JP Morgan To BUY Bear Stearns At $2/Share; Fed Acts

Posted by urbandigs

Sun Mar 16th, 2008 07:13 PM

A: Wow, wow wow! I thought it was a typo as it passed across Bloomberg TV. It wasn't! JP Morgan agrees to buy Bear for $2/share or $270 Million! Bear Stearns stock price closed at $30 on Friday giving it a market cap of just over $4B; nothing like losing $3.5B over a weekend!

Needless to say, shareholders of BSC are screwd! Employees holding company options are screwd! We are certainly in unprecedented times. The very idea that the buyout is at $2 per share makes me wonder how bad the books were as executives at JP Morgan and fed officials reportedly worked diligently this weekend to get a deal done before Asian stock markets open!

According to Yahoo Finance:

JPMorgan Chase says it will acquire rival Bear Stearns for $2 a share in a move aimed at averting spreading panic in the financial markets over tightening credit.

JP Morgan says the all-stock deal has received the required approvals from the federal government and the Federal Reserve.

The Fed will provide special financing to JPMorgan Chase in connection with the deal. The central bank has agreed to fund up to $30 billion of Bear Stearns' less liquid assets.
Bear Stearns (NYSE: BSC) closed at $30/share on Friday and seem headed for a nosedive when markets re-open tomorrow morning. The article mentions that the deal was "aimed at averting spreading panic", but at $2/share, umm, what are we supposed to have faith in?

UPDATE @ 7:30PM: Futures JUMP as the fed cuts discount window by 25 bps and announces that the federal reserve bank of NY will create a new lending facility for primary dealers. Thanks to Calculated Risk for the speedy report as the rest of the world gets hit with this Bear news:

Federal Reserve moves:

1) The Federal Reserve Board voted unanimously to authorize the Federal Reserve Bank of New York to create a lending facility to improve the ability of primary dealers to provide financing to participants in securitization markets. This facility will be available for business on Monday, March 17. It will be in place for at least six months and may be extended as conditions warrant. Credit extended to primary dealers under this facility may be collateralized by a broad range of investment-grade debt securities. The interest rate charged on such credit will be the same as the primary credit rate, or discount rate, at the Federal Reserve Bank of New York.

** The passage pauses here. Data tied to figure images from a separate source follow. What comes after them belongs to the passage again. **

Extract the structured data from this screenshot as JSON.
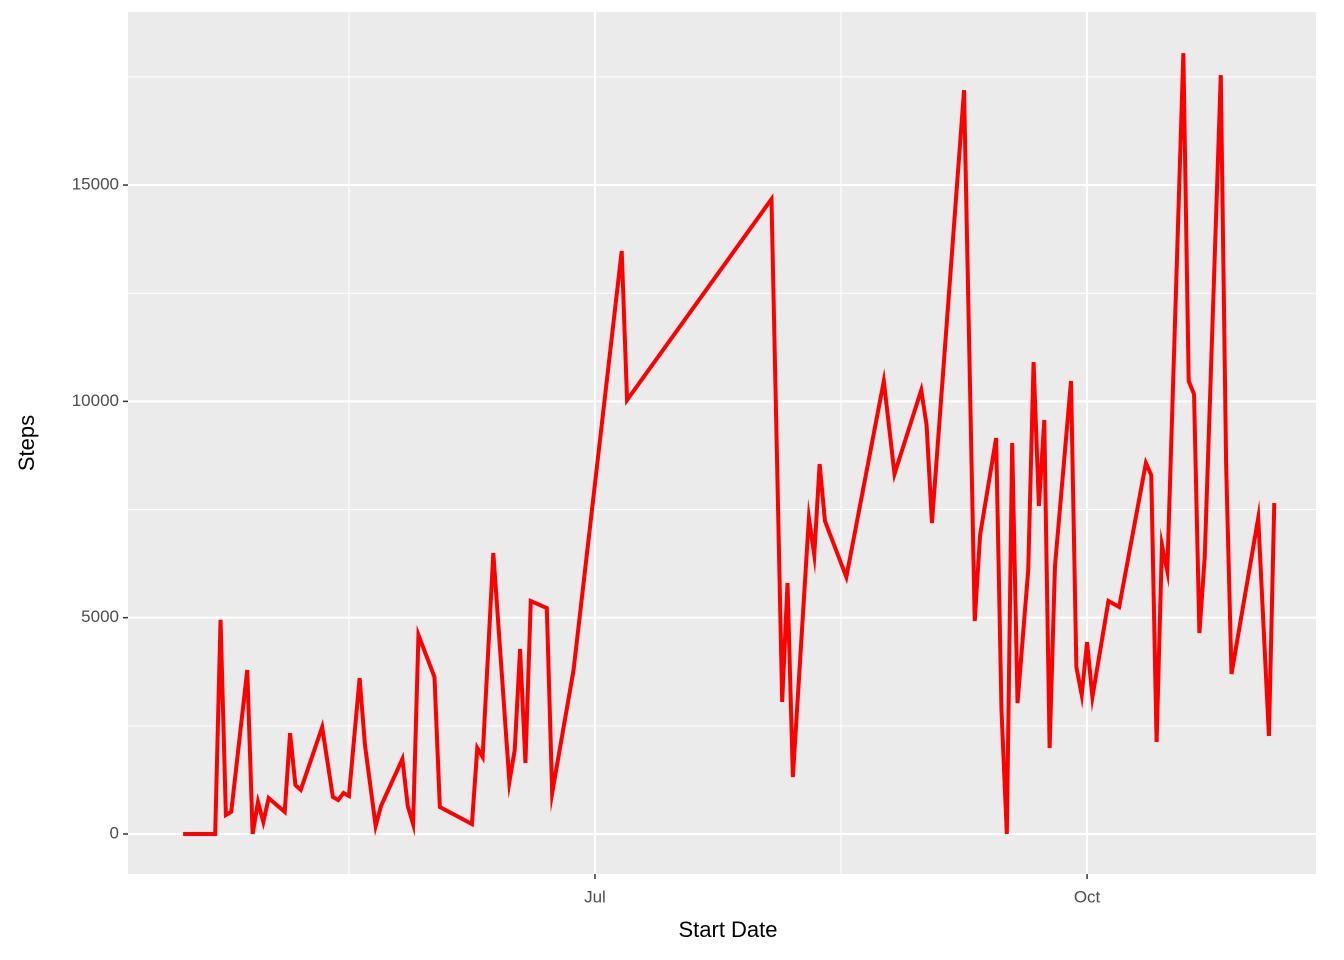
{
  "chart_data": {
    "type": "line",
    "x_label": "Start Date",
    "y_label": "Steps",
    "x": [
      -77,
      -71,
      -70,
      -69,
      -68,
      -65,
      -64,
      -63,
      -62,
      -61,
      -58,
      -57,
      -56,
      -55,
      -51,
      -49,
      -48,
      -47,
      -46,
      -44,
      -43,
      -41,
      -40,
      -36,
      -35,
      -34,
      -33,
      -30,
      -29,
      -23,
      -22,
      -21,
      -19,
      -16,
      -15,
      -14,
      -13,
      -12,
      -9,
      -8,
      -4,
      5,
      6,
      33,
      35,
      36,
      37,
      40,
      41,
      42,
      43,
      47,
      54,
      56,
      61,
      62,
      63,
      69,
      71,
      72,
      75,
      76,
      77,
      78,
      79,
      81,
      82,
      83,
      84,
      85,
      86,
      89,
      90,
      91,
      92,
      93,
      96,
      98,
      103,
      104,
      105,
      106,
      107,
      110,
      111,
      112,
      113,
      114,
      117,
      118,
      119,
      124,
      126,
      127
    ],
    "series": [
      {
        "name": "Steps",
        "color": "#ff0000",
        "values": [
          0,
          0,
          4950,
          440,
          510,
          3790,
          0,
          740,
          280,
          830,
          510,
          2330,
          1130,
          1020,
          2470,
          855,
          786,
          948,
          878,
          3605,
          2057,
          185,
          647,
          1733,
          647,
          231,
          4599,
          3628,
          624,
          231,
          1987,
          1779,
          6494,
          1202,
          1941,
          4275,
          1641,
          5385,
          5223,
          948,
          3790,
          13473,
          10030,
          14675,
          3051,
          5801,
          1317,
          7303,
          6448,
          8551,
          7233,
          5939,
          10469,
          8320,
          10261,
          9452,
          7187,
          17194,
          4922,
          6910,
          9152,
          2866,
          0,
          9036,
          3027,
          6101,
          10908,
          7580,
          9568,
          1987,
          6193,
          10469,
          3859,
          3212,
          4437,
          3166,
          5385,
          5246,
          8574,
          8296,
          2126,
          6679,
          6078,
          18049,
          10469,
          10168,
          4645,
          6401,
          17541,
          8528,
          3698,
          7303,
          2265,
          7650
        ]
      }
    ],
    "xlim": [
      -87.3,
      134.8
    ],
    "xticks": [
      {
        "value": 0,
        "label": "Jul"
      },
      {
        "value": 92,
        "label": "Oct"
      }
    ],
    "x_minor_ticks": [
      -46,
      46
    ],
    "ylim": [
      -925,
      19000
    ],
    "yticks": [
      0,
      5000,
      10000,
      15000
    ],
    "y_minor_ticks": [
      2500,
      7500,
      12500,
      17500
    ],
    "grid": true
  }
}
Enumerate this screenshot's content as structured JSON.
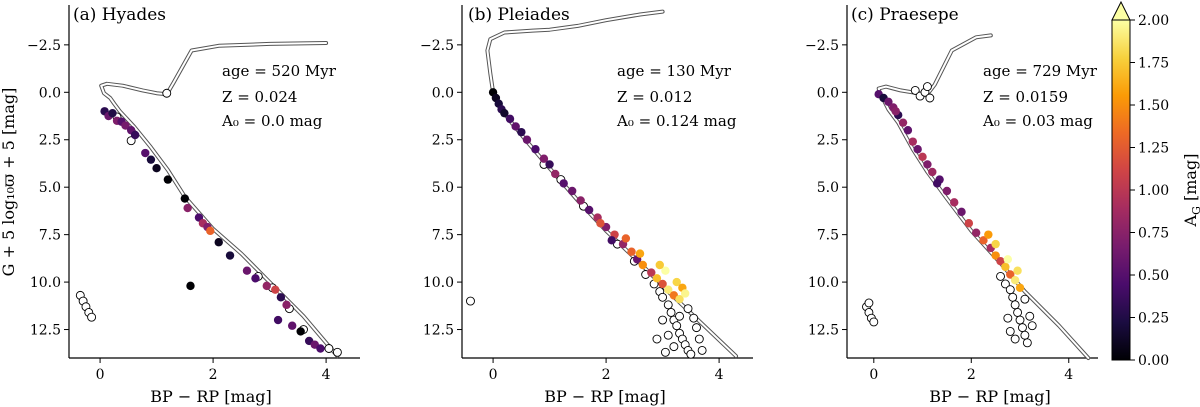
{
  "chart_data": [
    {
      "type": "scatter",
      "panel_title": "(a) Hyades",
      "xlabel": "BP − RP [mag]",
      "ylabel": "G + 5 log₁₀ϖ + 5 [mag]",
      "xlim": [
        -0.55,
        4.6
      ],
      "ylim": [
        14.0,
        -4.6
      ],
      "xticks": [
        0,
        2,
        4
      ],
      "xtick_labels": [
        "0",
        "2",
        "4"
      ],
      "yticks": [
        -2.5,
        0.0,
        2.5,
        5.0,
        7.5,
        10.0,
        12.5
      ],
      "ytick_labels": [
        "−2.5",
        "0.0",
        "2.5",
        "5.0",
        "7.5",
        "10.0",
        "12.5"
      ],
      "annotations": {
        "age": "age = 520 Myr",
        "Z": "Z = 0.024",
        "A0": "A₀ = 0.0 mag"
      },
      "isochrone": [
        [
          4.2,
          13.9
        ],
        [
          3.6,
          11.8
        ],
        [
          3.0,
          10.0
        ],
        [
          2.5,
          8.5
        ],
        [
          2.0,
          7.2
        ],
        [
          1.5,
          5.5
        ],
        [
          1.2,
          4.1
        ],
        [
          0.9,
          2.9
        ],
        [
          0.6,
          1.8
        ],
        [
          0.35,
          1.0
        ],
        [
          0.25,
          0.6
        ],
        [
          0.18,
          0.3
        ],
        [
          0.07,
          0.05
        ],
        [
          0.02,
          -0.35
        ],
        [
          0.12,
          -0.45
        ],
        [
          0.4,
          -0.35
        ],
        [
          0.75,
          -0.1
        ],
        [
          1.0,
          0.05
        ],
        [
          1.18,
          0.1
        ],
        [
          1.3,
          -0.5
        ],
        [
          1.62,
          -2.2
        ],
        [
          2.1,
          -2.45
        ],
        [
          3.0,
          -2.55
        ],
        [
          4.0,
          -2.6
        ]
      ],
      "points": [
        {
          "x": 0.08,
          "y": 1.0,
          "a": 0.3
        },
        {
          "x": 0.15,
          "y": 1.25,
          "a": 0.6
        },
        {
          "x": 0.22,
          "y": 1.1,
          "a": 0.25
        },
        {
          "x": 0.3,
          "y": 1.5,
          "a": 0.7
        },
        {
          "x": 0.38,
          "y": 1.55,
          "a": 0.5
        },
        {
          "x": 0.45,
          "y": 1.75,
          "a": 0.65
        },
        {
          "x": 0.55,
          "y": 2.0,
          "a": 0.55
        },
        {
          "x": 0.62,
          "y": 2.25,
          "a": 0.35
        },
        {
          "x": 0.8,
          "y": 3.2,
          "a": 0.5
        },
        {
          "x": 0.9,
          "y": 3.55,
          "a": 0.2
        },
        {
          "x": 1.0,
          "y": 4.0,
          "a": 0.1
        },
        {
          "x": 1.2,
          "y": 4.6,
          "a": 0.0
        },
        {
          "x": 1.5,
          "y": 5.6,
          "a": 0.0
        },
        {
          "x": 1.55,
          "y": 6.1,
          "a": 0.75
        },
        {
          "x": 1.75,
          "y": 6.6,
          "a": 0.45
        },
        {
          "x": 1.82,
          "y": 6.9,
          "a": 0.9
        },
        {
          "x": 1.9,
          "y": 7.1,
          "a": 0.7
        },
        {
          "x": 1.95,
          "y": 7.3,
          "a": 1.3
        },
        {
          "x": 2.1,
          "y": 7.9,
          "a": 0.1
        },
        {
          "x": 2.3,
          "y": 8.6,
          "a": 0.2
        },
        {
          "x": 2.6,
          "y": 9.4,
          "a": 0.6
        },
        {
          "x": 2.75,
          "y": 9.8,
          "a": 0.45
        },
        {
          "x": 2.95,
          "y": 10.2,
          "a": 0.8
        },
        {
          "x": 3.1,
          "y": 10.4,
          "a": 1.1
        },
        {
          "x": 3.2,
          "y": 10.8,
          "a": 0.3
        },
        {
          "x": 3.3,
          "y": 11.2,
          "a": 0.75
        },
        {
          "x": 3.15,
          "y": 12.0,
          "a": 0.4
        },
        {
          "x": 3.4,
          "y": 12.3,
          "a": 0.55
        },
        {
          "x": 3.55,
          "y": 12.6,
          "a": 0.0
        },
        {
          "x": 3.7,
          "y": 13.1,
          "a": 0.35
        },
        {
          "x": 3.8,
          "y": 13.3,
          "a": 0.6
        },
        {
          "x": 3.9,
          "y": 13.5,
          "a": 0.45
        },
        {
          "x": 1.6,
          "y": 10.2,
          "a": 0.0
        }
      ],
      "open_points": [
        [
          1.18,
          0.05
        ],
        [
          -0.35,
          10.7
        ],
        [
          -0.3,
          11.0
        ],
        [
          -0.25,
          11.3
        ],
        [
          -0.2,
          11.6
        ],
        [
          -0.15,
          11.85
        ],
        [
          0.3,
          1.3
        ],
        [
          0.55,
          2.55
        ],
        [
          2.8,
          9.7
        ],
        [
          3.05,
          10.3
        ],
        [
          3.35,
          11.4
        ],
        [
          3.6,
          12.5
        ],
        [
          4.05,
          13.5
        ],
        [
          4.2,
          13.7
        ]
      ]
    },
    {
      "type": "scatter",
      "panel_title": "(b) Pleiades",
      "xlabel": "BP − RP [mag]",
      "xlim": [
        -0.55,
        4.6
      ],
      "ylim": [
        14.0,
        -4.6
      ],
      "xticks": [
        0,
        2,
        4
      ],
      "xtick_labels": [
        "0",
        "2",
        "4"
      ],
      "yticks": [
        -2.5,
        0.0,
        2.5,
        5.0,
        7.5,
        10.0,
        12.5
      ],
      "ytick_labels": [
        "−2.5",
        "0.0",
        "2.5",
        "5.0",
        "7.5",
        "10.0",
        "12.5"
      ],
      "annotations": {
        "age": "age = 130 Myr",
        "Z": "Z = 0.012",
        "A0": "A₀ = 0.124 mag"
      },
      "isochrone": [
        [
          4.3,
          13.9
        ],
        [
          3.7,
          12.2
        ],
        [
          3.1,
          10.5
        ],
        [
          2.6,
          9.0
        ],
        [
          2.0,
          7.3
        ],
        [
          1.5,
          5.7
        ],
        [
          1.0,
          4.0
        ],
        [
          0.6,
          2.6
        ],
        [
          0.3,
          1.5
        ],
        [
          0.1,
          0.7
        ],
        [
          0.0,
          0.0
        ],
        [
          -0.05,
          -1.0
        ],
        [
          -0.1,
          -2.2
        ],
        [
          -0.05,
          -2.8
        ],
        [
          0.2,
          -3.15
        ],
        [
          0.7,
          -3.25
        ],
        [
          1.0,
          -3.3
        ],
        [
          1.5,
          -3.5
        ],
        [
          2.0,
          -3.8
        ],
        [
          2.6,
          -4.1
        ],
        [
          3.0,
          -4.25
        ]
      ],
      "points": [
        {
          "x": 0.0,
          "y": 0.0,
          "a": 0.0
        },
        {
          "x": 0.05,
          "y": 0.3,
          "a": 0.1
        },
        {
          "x": 0.1,
          "y": 0.6,
          "a": 0.2
        },
        {
          "x": 0.15,
          "y": 0.9,
          "a": 0.3
        },
        {
          "x": 0.2,
          "y": 1.1,
          "a": 0.15
        },
        {
          "x": 0.3,
          "y": 1.4,
          "a": 0.4
        },
        {
          "x": 0.4,
          "y": 1.8,
          "a": 0.55
        },
        {
          "x": 0.5,
          "y": 2.1,
          "a": 0.3
        },
        {
          "x": 0.6,
          "y": 2.5,
          "a": 0.6
        },
        {
          "x": 0.75,
          "y": 3.0,
          "a": 0.45
        },
        {
          "x": 0.9,
          "y": 3.5,
          "a": 0.7
        },
        {
          "x": 1.0,
          "y": 3.8,
          "a": 0.35
        },
        {
          "x": 1.1,
          "y": 4.3,
          "a": 0.8
        },
        {
          "x": 1.25,
          "y": 4.8,
          "a": 0.5
        },
        {
          "x": 1.4,
          "y": 5.2,
          "a": 0.6
        },
        {
          "x": 1.55,
          "y": 5.7,
          "a": 0.75
        },
        {
          "x": 1.7,
          "y": 6.2,
          "a": 0.5
        },
        {
          "x": 1.85,
          "y": 6.6,
          "a": 0.9
        },
        {
          "x": 2.0,
          "y": 7.1,
          "a": 0.7
        },
        {
          "x": 2.15,
          "y": 7.5,
          "a": 1.1
        },
        {
          "x": 2.3,
          "y": 8.0,
          "a": 0.8
        },
        {
          "x": 2.45,
          "y": 8.4,
          "a": 1.3
        },
        {
          "x": 2.55,
          "y": 8.8,
          "a": 0.6
        },
        {
          "x": 2.65,
          "y": 9.1,
          "a": 1.5
        },
        {
          "x": 2.8,
          "y": 9.5,
          "a": 1.0
        },
        {
          "x": 2.9,
          "y": 9.8,
          "a": 1.7
        },
        {
          "x": 3.0,
          "y": 10.1,
          "a": 1.2
        },
        {
          "x": 3.1,
          "y": 10.4,
          "a": 1.9
        },
        {
          "x": 3.2,
          "y": 10.7,
          "a": 1.4
        },
        {
          "x": 3.3,
          "y": 10.9,
          "a": 1.85
        },
        {
          "x": 3.05,
          "y": 9.4,
          "a": 2.0
        },
        {
          "x": 3.25,
          "y": 10.0,
          "a": 1.8
        },
        {
          "x": 2.6,
          "y": 8.5,
          "a": 1.6
        },
        {
          "x": 2.35,
          "y": 7.7,
          "a": 1.3
        },
        {
          "x": 2.95,
          "y": 9.1,
          "a": 1.75
        },
        {
          "x": 3.35,
          "y": 10.3,
          "a": 1.6
        },
        {
          "x": 1.9,
          "y": 6.9,
          "a": 1.2
        },
        {
          "x": 2.1,
          "y": 7.8,
          "a": 0.4
        },
        {
          "x": 3.4,
          "y": 10.6,
          "a": 1.95
        }
      ],
      "open_points": [
        [
          -0.4,
          11.0
        ],
        [
          0.9,
          3.8
        ],
        [
          1.2,
          4.6
        ],
        [
          1.6,
          6.0
        ],
        [
          2.2,
          8.0
        ],
        [
          2.5,
          8.9
        ],
        [
          2.7,
          9.6
        ],
        [
          2.85,
          10.1
        ],
        [
          2.95,
          10.5
        ],
        [
          3.0,
          10.8
        ],
        [
          3.1,
          11.2
        ],
        [
          3.15,
          11.6
        ],
        [
          3.2,
          12.0
        ],
        [
          3.25,
          12.3
        ],
        [
          3.3,
          12.7
        ],
        [
          3.35,
          13.0
        ],
        [
          3.4,
          13.3
        ],
        [
          3.45,
          13.6
        ],
        [
          3.5,
          13.8
        ],
        [
          3.0,
          12.0
        ],
        [
          3.1,
          12.8
        ],
        [
          3.2,
          13.4
        ],
        [
          3.6,
          12.4
        ],
        [
          3.65,
          13.0
        ],
        [
          3.55,
          11.9
        ],
        [
          3.45,
          11.4
        ],
        [
          2.9,
          13.0
        ],
        [
          3.05,
          13.7
        ],
        [
          3.7,
          13.6
        ],
        [
          3.3,
          11.8
        ]
      ]
    },
    {
      "type": "scatter",
      "panel_title": "(c) Praesepe",
      "xlabel": "BP − RP [mag]",
      "xlim": [
        -0.55,
        4.6
      ],
      "ylim": [
        14.0,
        -4.6
      ],
      "xticks": [
        0,
        2,
        4
      ],
      "xtick_labels": [
        "0",
        "2",
        "4"
      ],
      "yticks": [
        -2.5,
        0.0,
        2.5,
        5.0,
        7.5,
        10.0,
        12.5
      ],
      "ytick_labels": [
        "−2.5",
        "0.0",
        "2.5",
        "5.0",
        "7.5",
        "10.0",
        "12.5"
      ],
      "annotations": {
        "age": "age = 729 Myr",
        "Z": "Z = 0.0159",
        "A0": "A₀ = 0.03 mag"
      },
      "isochrone": [
        [
          4.4,
          14.0
        ],
        [
          3.8,
          12.3
        ],
        [
          3.1,
          10.5
        ],
        [
          2.6,
          9.0
        ],
        [
          2.0,
          7.3
        ],
        [
          1.5,
          5.6
        ],
        [
          1.1,
          4.2
        ],
        [
          0.8,
          3.0
        ],
        [
          0.5,
          1.6
        ],
        [
          0.3,
          0.9
        ],
        [
          0.2,
          0.4
        ],
        [
          0.12,
          0.05
        ],
        [
          0.1,
          -0.2
        ],
        [
          0.25,
          -0.3
        ],
        [
          0.55,
          -0.1
        ],
        [
          0.9,
          0.05
        ],
        [
          1.1,
          0.1
        ],
        [
          1.25,
          -0.4
        ],
        [
          1.6,
          -2.2
        ],
        [
          2.1,
          -2.9
        ],
        [
          2.4,
          -3.0
        ]
      ],
      "points": [
        {
          "x": 0.1,
          "y": 0.1,
          "a": 0.5
        },
        {
          "x": 0.2,
          "y": 0.3,
          "a": 0.2
        },
        {
          "x": 0.3,
          "y": 0.5,
          "a": 0.6
        },
        {
          "x": 0.4,
          "y": 0.8,
          "a": 0.7
        },
        {
          "x": 0.5,
          "y": 1.2,
          "a": 0.3
        },
        {
          "x": 0.6,
          "y": 1.6,
          "a": 0.8
        },
        {
          "x": 0.7,
          "y": 2.0,
          "a": 0.55
        },
        {
          "x": 0.8,
          "y": 2.6,
          "a": 0.9
        },
        {
          "x": 0.9,
          "y": 3.0,
          "a": 0.6
        },
        {
          "x": 1.0,
          "y": 3.4,
          "a": 1.0
        },
        {
          "x": 1.1,
          "y": 3.8,
          "a": 0.7
        },
        {
          "x": 1.2,
          "y": 4.2,
          "a": 0.85
        },
        {
          "x": 1.35,
          "y": 4.6,
          "a": 0.5
        },
        {
          "x": 1.5,
          "y": 5.2,
          "a": 0.7
        },
        {
          "x": 1.65,
          "y": 5.8,
          "a": 0.9
        },
        {
          "x": 1.8,
          "y": 6.3,
          "a": 0.6
        },
        {
          "x": 1.95,
          "y": 6.9,
          "a": 1.1
        },
        {
          "x": 2.1,
          "y": 7.4,
          "a": 0.8
        },
        {
          "x": 2.25,
          "y": 7.8,
          "a": 1.3
        },
        {
          "x": 2.4,
          "y": 8.2,
          "a": 0.9
        },
        {
          "x": 2.5,
          "y": 8.6,
          "a": 1.5
        },
        {
          "x": 2.6,
          "y": 8.9,
          "a": 1.1
        },
        {
          "x": 2.7,
          "y": 9.2,
          "a": 1.7
        },
        {
          "x": 2.8,
          "y": 9.6,
          "a": 1.3
        },
        {
          "x": 2.9,
          "y": 9.9,
          "a": 1.9
        },
        {
          "x": 3.0,
          "y": 10.3,
          "a": 1.6
        },
        {
          "x": 2.5,
          "y": 8.0,
          "a": 1.8
        },
        {
          "x": 2.75,
          "y": 8.8,
          "a": 2.0
        },
        {
          "x": 2.95,
          "y": 9.4,
          "a": 1.85
        },
        {
          "x": 2.35,
          "y": 7.5,
          "a": 1.55
        },
        {
          "x": 1.3,
          "y": 4.8,
          "a": 0.4
        },
        {
          "x": 0.45,
          "y": 1.0,
          "a": 0.75
        }
      ],
      "open_points": [
        [
          0.85,
          -0.1
        ],
        [
          0.95,
          0.2
        ],
        [
          1.05,
          0.0
        ],
        [
          1.1,
          -0.3
        ],
        [
          1.15,
          0.3
        ],
        [
          -0.15,
          11.3
        ],
        [
          -0.1,
          11.6
        ],
        [
          -0.05,
          11.9
        ],
        [
          0.0,
          12.1
        ],
        [
          -0.1,
          11.1
        ],
        [
          2.6,
          9.7
        ],
        [
          2.7,
          10.1
        ],
        [
          2.8,
          10.4
        ],
        [
          2.85,
          10.8
        ],
        [
          2.9,
          11.2
        ],
        [
          2.95,
          11.6
        ],
        [
          3.0,
          12.0
        ],
        [
          3.05,
          12.4
        ],
        [
          3.1,
          12.8
        ],
        [
          3.15,
          13.2
        ],
        [
          2.8,
          12.6
        ],
        [
          2.9,
          13.0
        ],
        [
          3.2,
          11.8
        ],
        [
          3.25,
          12.3
        ],
        [
          2.75,
          11.9
        ],
        [
          3.1,
          10.9
        ]
      ]
    }
  ],
  "colorbar": {
    "label": "A_G [mag]",
    "label_main": "A",
    "label_sub": "G",
    "label_rest": " [mag]",
    "min": 0.0,
    "max": 2.0,
    "extend": "max",
    "ticks": [
      0.0,
      0.25,
      0.5,
      0.75,
      1.0,
      1.25,
      1.5,
      1.75,
      2.0
    ],
    "tick_labels": [
      "0.00",
      "0.25",
      "0.50",
      "0.75",
      "1.00",
      "1.25",
      "1.50",
      "1.75",
      "2.00"
    ],
    "colormap": [
      "#000004",
      "#1b0c41",
      "#4a0c6b",
      "#781c6d",
      "#a52c60",
      "#cf4446",
      "#ed6925",
      "#fb9b06",
      "#f7d13d",
      "#fcffa4"
    ]
  }
}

2) The Federal Reserve Board unanimously approved a request by the Federal Reserve Bank of New York to decrease the primary credit rate from 3-1/2 percent to 3-1/4 percent, effective immediately. This step lowers the spread of the primary credit rate over the Federal Open Market Committee’s target federal funds rate to 1/4 percentage point. The Board also approved an increase in the maximum maturity of primary credit loans to 90 days from 30 days.

UrbanDigs Take: I understand the markets will like the fed discount window cut and lending facility, but what is good about any of this? Investment banks should wake up to a dose of reality on Monday. This fed move sounds very panicky to me; and I'm sure most traders who think like I do will agree. The TSLF that the fed announced on Tuesday, that rallied the markets over 400 points, doesn't kick in until the end of the month, hence this Fed Reserve Bank of NY deal goes into effect tomorrow; things that make you go hmmmmmmm! I guess the the secondary markets needed a boost ASAP, and couldn't wait another 2 weeks!